Jim drove his patrol car just a little too fast on the county roads until he got there.

2

Sheriff Joel Masterson looked at the body as the state forensics team worked diligently to uncover it. It was his county, but it being a murder—because no one wrapped themselves up in a pink and orange quilt and buried themselves in Luther Beise’s barn by accident—made him glad he’d made the decision over the phone to have the Wyoming Division of Criminal Investigation called in as soon as possible. Joel knew what he was capable of, and he knew what resources his little squad actually had. He could handle the case—but it would pull resources from areas that he didn’t want to stretch right now.

They were always stretched thin—in both manpower and monetary resources. It was just the way it was for his office. He’d known that going in. He had six deputies, now.

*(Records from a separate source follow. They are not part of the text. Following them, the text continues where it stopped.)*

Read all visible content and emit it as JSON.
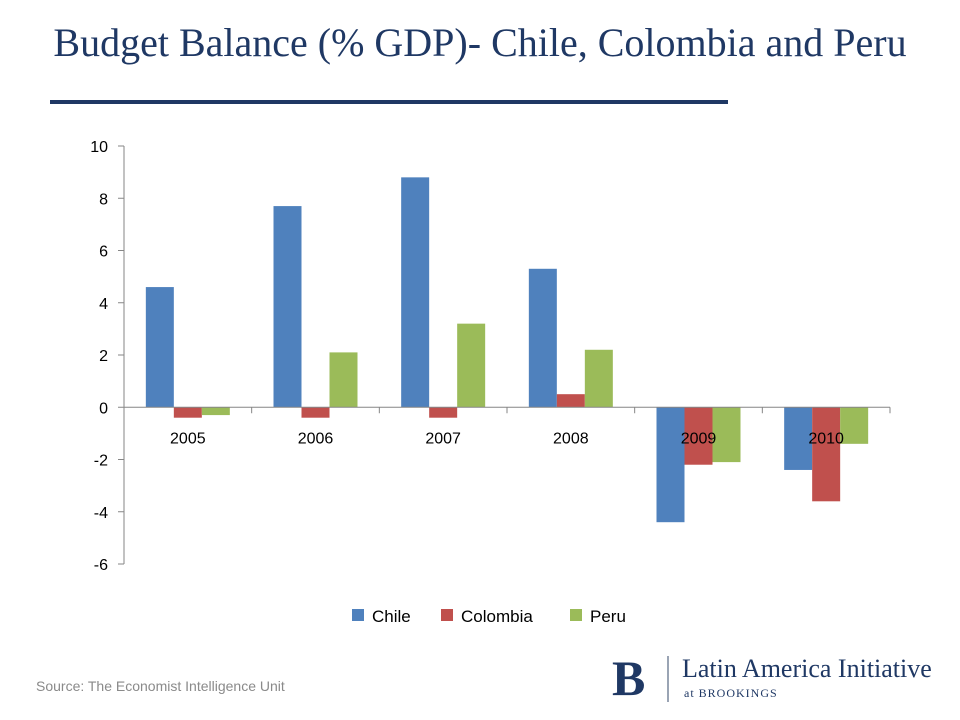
{
  "slide": {
    "title": "Budget Balance (% GDP)- Chile, Colombia and Peru",
    "source": "Source: The Economist Intelligence Unit"
  },
  "brand": {
    "mark": "B",
    "name": "Latin America Initiative",
    "sub": "at BROOKINGS"
  },
  "chart_data": {
    "type": "bar",
    "title": "",
    "xlabel": "",
    "ylabel": "",
    "categories": [
      "2005",
      "2006",
      "2007",
      "2008",
      "2009",
      "2010"
    ],
    "series": [
      {
        "name": "Chile",
        "color": "#4f81bd",
        "values": [
          4.6,
          7.7,
          8.8,
          5.3,
          -4.4,
          -2.4
        ]
      },
      {
        "name": "Colombia",
        "color": "#c0504d",
        "values": [
          -0.4,
          -0.4,
          -0.4,
          0.5,
          -2.2,
          -3.6
        ]
      },
      {
        "name": "Peru",
        "color": "#9bbb59",
        "values": [
          -0.3,
          2.1,
          3.2,
          2.2,
          -2.1,
          -1.4
        ]
      }
    ],
    "ylim": [
      -6,
      10
    ],
    "yticks": [
      10,
      8,
      6,
      4,
      2,
      0,
      -2,
      -4,
      -6
    ],
    "grid": false,
    "legend_position": "bottom"
  }
}
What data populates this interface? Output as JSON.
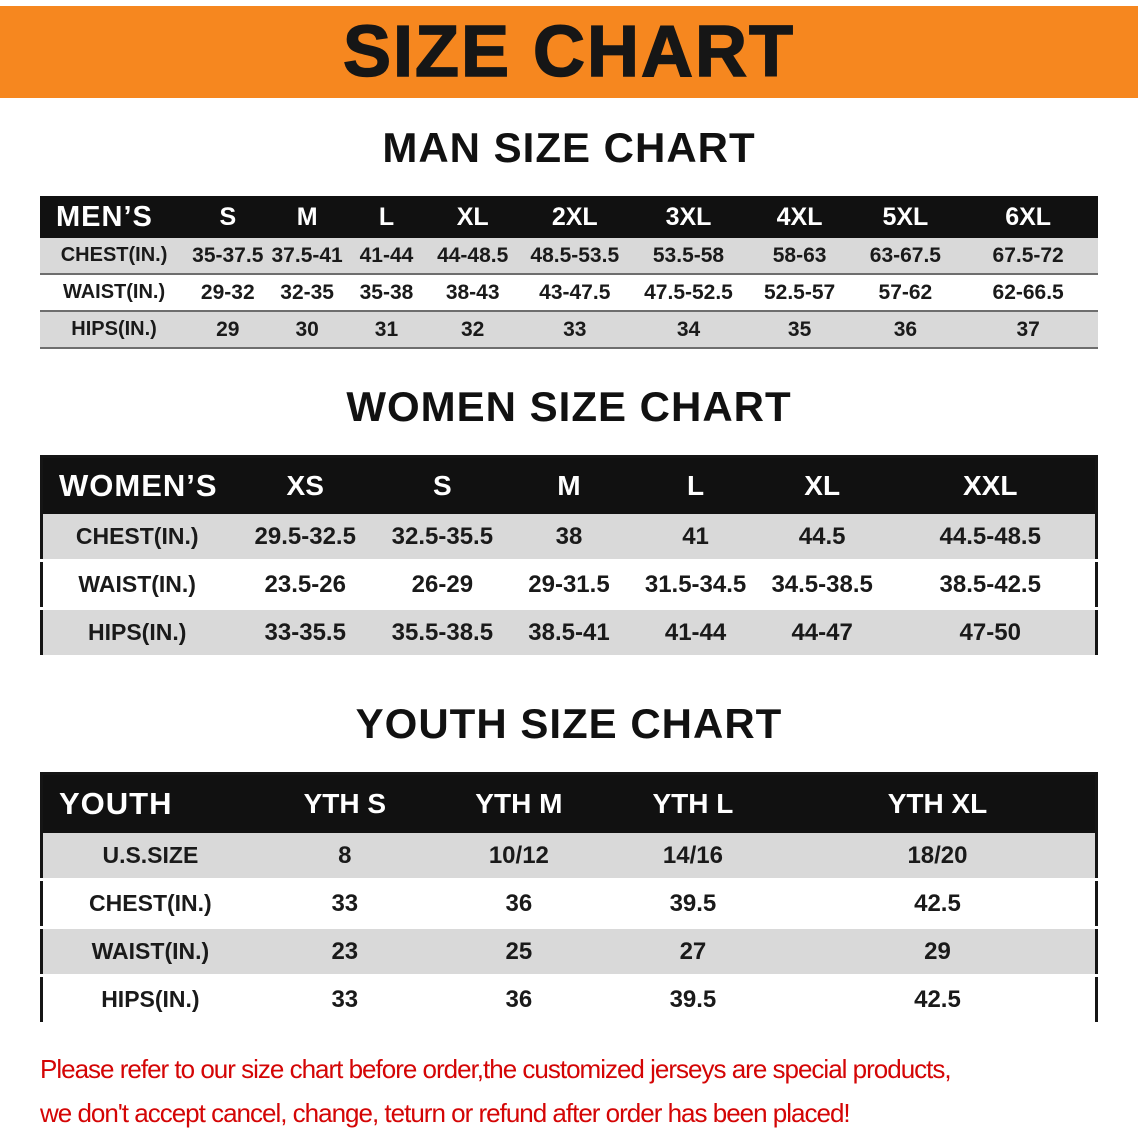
{
  "banner": {
    "title": "SIZE CHART",
    "bg_color": "#f6871f",
    "text_color": "#161616"
  },
  "sections": [
    {
      "heading": "MAN SIZE CHART",
      "table": {
        "header": [
          "MEN’S",
          "S",
          "M",
          "L",
          "XL",
          "2XL",
          "3XL",
          "4XL",
          "5XL",
          "6XL"
        ],
        "rows": [
          {
            "label": "CHEST(IN.)",
            "values": [
              "35-37.5",
              "37.5-41",
              "41-44",
              "44-48.5",
              "48.5-53.5",
              "53.5-58",
              "58-63",
              "63-67.5",
              "67.5-72"
            ]
          },
          {
            "label": "WAIST(IN.)",
            "values": [
              "29-32",
              "32-35",
              "35-38",
              "38-43",
              "43-47.5",
              "47.5-52.5",
              "52.5-57",
              "57-62",
              "62-66.5"
            ]
          },
          {
            "label": "HIPS(IN.)",
            "values": [
              "29",
              "30",
              "31",
              "32",
              "33",
              "34",
              "35",
              "36",
              "37"
            ]
          }
        ]
      }
    },
    {
      "heading": "WOMEN SIZE CHART",
      "table": {
        "header": [
          "WOMEN’S",
          "XS",
          "S",
          "M",
          "L",
          "XL",
          "XXL"
        ],
        "rows": [
          {
            "label": "CHEST(IN.)",
            "values": [
              "29.5-32.5",
              "32.5-35.5",
              "38",
              "41",
              "44.5",
              "44.5-48.5"
            ]
          },
          {
            "label": "WAIST(IN.)",
            "values": [
              "23.5-26",
              "26-29",
              "29-31.5",
              "31.5-34.5",
              "34.5-38.5",
              "38.5-42.5"
            ]
          },
          {
            "label": "HIPS(IN.)",
            "values": [
              "33-35.5",
              "35.5-38.5",
              "38.5-41",
              "41-44",
              "44-47",
              "47-50"
            ]
          }
        ]
      }
    },
    {
      "heading": "YOUTH SIZE CHART",
      "table": {
        "header": [
          "YOUTH",
          "YTH S",
          "YTH M",
          "YTH L",
          "YTH XL"
        ],
        "rows": [
          {
            "label": "U.S.SIZE",
            "values": [
              "8",
              "10/12",
              "14/16",
              "18/20"
            ]
          },
          {
            "label": "CHEST(IN.)",
            "values": [
              "33",
              "36",
              "39.5",
              "42.5"
            ]
          },
          {
            "label": "WAIST(IN.)",
            "values": [
              "23",
              "25",
              "27",
              "29"
            ]
          },
          {
            "label": "HIPS(IN.)",
            "values": [
              "33",
              "36",
              "39.5",
              "42.5"
            ]
          }
        ]
      }
    }
  ],
  "footer_note": {
    "lines": [
      "Please refer to our size chart before order,the customized jerseys are special products,",
      "we don't accept cancel, change, teturn or refund after order has been placed!"
    ],
    "color": "#d40505"
  },
  "colors": {
    "row_shade": "#d9d9d9",
    "table_header_bg": "#111111",
    "table_header_text": "#ffffff"
  }
}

It was just bad luck that the one DCI agent sent into help was the one Joel wanted nowhere near Masterson County.

There had always been a bit of political jockeying about jurisdiction on the big cases since he’d been elected, but he was working on fixing the chasm that the previous sheriff had created.

Seemed like all Joel did any more was clean up the previous sheriff’s messes. Those messes just kept coming to the surface when he least expected it. Joel damned Clive Gunderson for nothing less than the four hundredth time.

His thoughts darkened further when he thought of his wife’s younger sister—his brother Nate’s wife—and how she’d almost died at Clive’s hands.

It would take a long, long time to forget that.

He looked at Clive Gunderson’s stepson and fought the snarl.

Too many memories Joel wanted to forget. His sister-in-law’s blood all over the side of the road, for one thing. The terror on Nate’s face was another. He’d never had a real problem with Clint before, but just the sight of him hurt now.